A BBC reporter and his crew were reportedly attacked by local authorities while covering a story in China recently.
Journalist John Sudworth and his team visited the rural village of Xinyu in Hunan province to interview a woman whose father was allegedly beaten to death during a land dispute involving the government.
As they were making their way to the village, they were blocked by a group of men who stopped them and grabbed and smashed their cameras.
“As soon as we arrived in Yang Linghua’s village it was clear they were expecting us,” Sudworth wrote.
Most of their footage was deleted by force, those left are shown below:
The journalists then left the village but were chased and surrounded by 20 men they later described as “thugs”. Police in uniform and local government officials also arrived later. Sudworth’s group was only allowed to leave after signing a “confession” that they tried to conduct an “illegal interview” and apologize for “behavior causing a bad impact.”
“It was a very one-sided negotiation, but it at least gave us a way out – a luxury denied to the petitioners who find themselves on the receiving end of similar intimidation and abuse,” Sudworth wrote.

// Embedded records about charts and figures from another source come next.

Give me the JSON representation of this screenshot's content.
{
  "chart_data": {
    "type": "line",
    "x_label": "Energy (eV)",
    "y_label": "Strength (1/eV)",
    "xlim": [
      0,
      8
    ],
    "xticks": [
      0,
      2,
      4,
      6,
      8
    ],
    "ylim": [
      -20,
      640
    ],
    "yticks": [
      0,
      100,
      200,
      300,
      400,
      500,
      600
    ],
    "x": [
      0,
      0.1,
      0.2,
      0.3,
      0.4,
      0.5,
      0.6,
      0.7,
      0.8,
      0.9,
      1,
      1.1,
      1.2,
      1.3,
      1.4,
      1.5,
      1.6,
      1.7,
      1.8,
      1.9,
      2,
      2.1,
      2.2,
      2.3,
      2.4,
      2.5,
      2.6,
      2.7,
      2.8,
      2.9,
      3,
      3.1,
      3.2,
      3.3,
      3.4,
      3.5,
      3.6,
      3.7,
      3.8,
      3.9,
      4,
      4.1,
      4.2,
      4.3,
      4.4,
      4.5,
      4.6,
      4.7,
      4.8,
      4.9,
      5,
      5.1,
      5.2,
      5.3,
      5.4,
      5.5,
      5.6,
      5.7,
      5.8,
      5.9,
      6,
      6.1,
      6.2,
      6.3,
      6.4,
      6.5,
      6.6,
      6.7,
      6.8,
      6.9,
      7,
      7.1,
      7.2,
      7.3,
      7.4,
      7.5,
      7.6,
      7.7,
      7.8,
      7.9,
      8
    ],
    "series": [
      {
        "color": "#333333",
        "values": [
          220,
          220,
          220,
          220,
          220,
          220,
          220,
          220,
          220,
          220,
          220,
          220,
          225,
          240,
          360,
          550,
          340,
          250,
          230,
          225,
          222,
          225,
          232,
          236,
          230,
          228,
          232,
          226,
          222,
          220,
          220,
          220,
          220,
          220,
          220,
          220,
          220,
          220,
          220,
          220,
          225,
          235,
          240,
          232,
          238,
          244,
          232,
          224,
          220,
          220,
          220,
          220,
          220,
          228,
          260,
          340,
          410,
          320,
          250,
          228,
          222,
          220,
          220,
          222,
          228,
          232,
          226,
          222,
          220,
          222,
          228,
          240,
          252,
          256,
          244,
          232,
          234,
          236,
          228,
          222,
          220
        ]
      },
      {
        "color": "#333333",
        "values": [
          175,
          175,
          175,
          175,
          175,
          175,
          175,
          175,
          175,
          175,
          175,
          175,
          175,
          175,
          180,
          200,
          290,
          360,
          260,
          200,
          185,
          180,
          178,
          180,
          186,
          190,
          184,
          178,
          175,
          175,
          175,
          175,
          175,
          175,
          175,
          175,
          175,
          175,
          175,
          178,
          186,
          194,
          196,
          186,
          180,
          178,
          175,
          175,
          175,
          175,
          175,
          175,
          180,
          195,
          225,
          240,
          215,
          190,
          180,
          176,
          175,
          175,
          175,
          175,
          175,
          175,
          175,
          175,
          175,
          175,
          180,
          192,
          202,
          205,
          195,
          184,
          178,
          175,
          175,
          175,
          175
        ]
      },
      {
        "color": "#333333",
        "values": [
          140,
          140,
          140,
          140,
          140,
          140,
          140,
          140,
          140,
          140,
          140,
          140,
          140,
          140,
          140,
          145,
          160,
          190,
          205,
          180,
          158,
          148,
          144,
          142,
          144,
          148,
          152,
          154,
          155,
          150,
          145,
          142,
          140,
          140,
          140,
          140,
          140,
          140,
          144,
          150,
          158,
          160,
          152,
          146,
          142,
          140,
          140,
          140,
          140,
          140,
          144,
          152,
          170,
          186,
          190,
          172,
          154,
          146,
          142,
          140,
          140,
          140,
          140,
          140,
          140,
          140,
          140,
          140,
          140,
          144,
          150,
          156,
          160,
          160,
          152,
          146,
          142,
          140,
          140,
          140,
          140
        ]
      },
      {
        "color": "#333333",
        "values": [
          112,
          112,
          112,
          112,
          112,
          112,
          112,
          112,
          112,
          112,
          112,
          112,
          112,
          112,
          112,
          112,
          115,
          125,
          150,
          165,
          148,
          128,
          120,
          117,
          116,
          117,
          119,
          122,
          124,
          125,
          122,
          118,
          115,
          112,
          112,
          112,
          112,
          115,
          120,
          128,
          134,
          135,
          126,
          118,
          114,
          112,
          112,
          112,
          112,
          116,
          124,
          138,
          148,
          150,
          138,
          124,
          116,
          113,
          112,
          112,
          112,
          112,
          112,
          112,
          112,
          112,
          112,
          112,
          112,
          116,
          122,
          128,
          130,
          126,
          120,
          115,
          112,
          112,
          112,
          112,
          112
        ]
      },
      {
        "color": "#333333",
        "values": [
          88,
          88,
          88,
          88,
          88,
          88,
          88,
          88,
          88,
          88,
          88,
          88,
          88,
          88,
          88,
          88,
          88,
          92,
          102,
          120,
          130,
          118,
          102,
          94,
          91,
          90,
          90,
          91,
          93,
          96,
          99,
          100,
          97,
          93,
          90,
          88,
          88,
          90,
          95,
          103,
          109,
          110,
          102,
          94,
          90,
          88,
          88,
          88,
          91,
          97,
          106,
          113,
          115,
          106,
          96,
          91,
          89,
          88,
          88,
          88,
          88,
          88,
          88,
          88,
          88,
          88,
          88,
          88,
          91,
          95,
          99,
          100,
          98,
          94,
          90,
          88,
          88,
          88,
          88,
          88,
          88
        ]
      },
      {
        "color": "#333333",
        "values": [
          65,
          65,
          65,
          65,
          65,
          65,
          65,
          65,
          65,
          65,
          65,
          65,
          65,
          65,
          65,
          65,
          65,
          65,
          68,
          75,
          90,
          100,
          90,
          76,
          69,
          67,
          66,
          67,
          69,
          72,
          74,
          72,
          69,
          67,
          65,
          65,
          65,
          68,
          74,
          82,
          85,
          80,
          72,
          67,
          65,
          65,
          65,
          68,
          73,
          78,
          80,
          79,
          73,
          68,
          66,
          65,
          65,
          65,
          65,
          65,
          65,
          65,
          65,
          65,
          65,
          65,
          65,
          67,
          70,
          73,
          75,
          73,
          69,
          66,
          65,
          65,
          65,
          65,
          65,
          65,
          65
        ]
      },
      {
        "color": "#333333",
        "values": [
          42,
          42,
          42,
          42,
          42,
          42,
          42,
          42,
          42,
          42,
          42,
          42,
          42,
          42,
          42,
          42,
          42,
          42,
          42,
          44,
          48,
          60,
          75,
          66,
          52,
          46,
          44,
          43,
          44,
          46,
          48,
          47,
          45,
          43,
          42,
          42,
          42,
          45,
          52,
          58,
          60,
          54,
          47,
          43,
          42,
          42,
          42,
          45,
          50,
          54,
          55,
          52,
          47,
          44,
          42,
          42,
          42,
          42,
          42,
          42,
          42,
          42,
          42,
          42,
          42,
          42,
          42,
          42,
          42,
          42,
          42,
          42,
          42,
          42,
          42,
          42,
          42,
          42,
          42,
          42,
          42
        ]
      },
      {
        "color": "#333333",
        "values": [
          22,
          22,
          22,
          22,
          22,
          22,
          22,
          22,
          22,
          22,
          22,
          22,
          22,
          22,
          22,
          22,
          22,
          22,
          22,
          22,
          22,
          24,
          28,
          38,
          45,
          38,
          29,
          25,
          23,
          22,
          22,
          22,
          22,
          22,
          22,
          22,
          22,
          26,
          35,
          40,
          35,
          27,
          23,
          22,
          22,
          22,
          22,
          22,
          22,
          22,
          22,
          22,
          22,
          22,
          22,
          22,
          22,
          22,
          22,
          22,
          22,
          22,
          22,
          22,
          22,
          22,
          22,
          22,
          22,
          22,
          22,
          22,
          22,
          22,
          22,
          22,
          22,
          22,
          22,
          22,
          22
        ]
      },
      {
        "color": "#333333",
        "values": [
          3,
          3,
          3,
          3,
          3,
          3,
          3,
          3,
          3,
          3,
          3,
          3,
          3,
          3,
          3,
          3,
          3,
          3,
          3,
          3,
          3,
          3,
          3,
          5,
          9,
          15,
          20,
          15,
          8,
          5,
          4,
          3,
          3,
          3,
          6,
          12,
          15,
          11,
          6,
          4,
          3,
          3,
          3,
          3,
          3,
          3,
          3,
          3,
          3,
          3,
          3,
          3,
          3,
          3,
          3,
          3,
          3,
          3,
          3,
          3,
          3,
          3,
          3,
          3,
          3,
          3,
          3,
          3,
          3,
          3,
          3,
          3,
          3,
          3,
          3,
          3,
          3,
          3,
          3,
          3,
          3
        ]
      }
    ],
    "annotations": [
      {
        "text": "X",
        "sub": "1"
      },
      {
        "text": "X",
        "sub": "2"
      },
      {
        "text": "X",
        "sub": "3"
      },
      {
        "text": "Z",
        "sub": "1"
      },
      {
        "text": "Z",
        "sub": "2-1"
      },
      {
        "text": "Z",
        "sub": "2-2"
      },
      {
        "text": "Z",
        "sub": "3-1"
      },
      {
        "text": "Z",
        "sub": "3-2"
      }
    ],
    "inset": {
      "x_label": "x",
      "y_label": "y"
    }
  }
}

Thousands of Chinese people who were denied justice by the government are called “petitioners.” As the nation’s capital is preparing for the annual parliamentary sessions, petitioners from different parts of the country are also gearing up to go to Beijing and take a variety of grievances to the “State Bureau of Letters and Calls”.
Yang Linghua and her family, who are also “petitioners”, have recently been placed under house arrest to stop them from traveling to Beijing.
While he described the attack as “my first in my long reporting experience in China,” Sudworth has also experienced an encounter with assailants while reporting.
Back in November, during the local elections, the BBC reporter was approached by a group of men who blocked his path on the way to the home of a woman he was trying to interview. Sudworth and his team were shoved back to their car, forcing them to cancel the interview.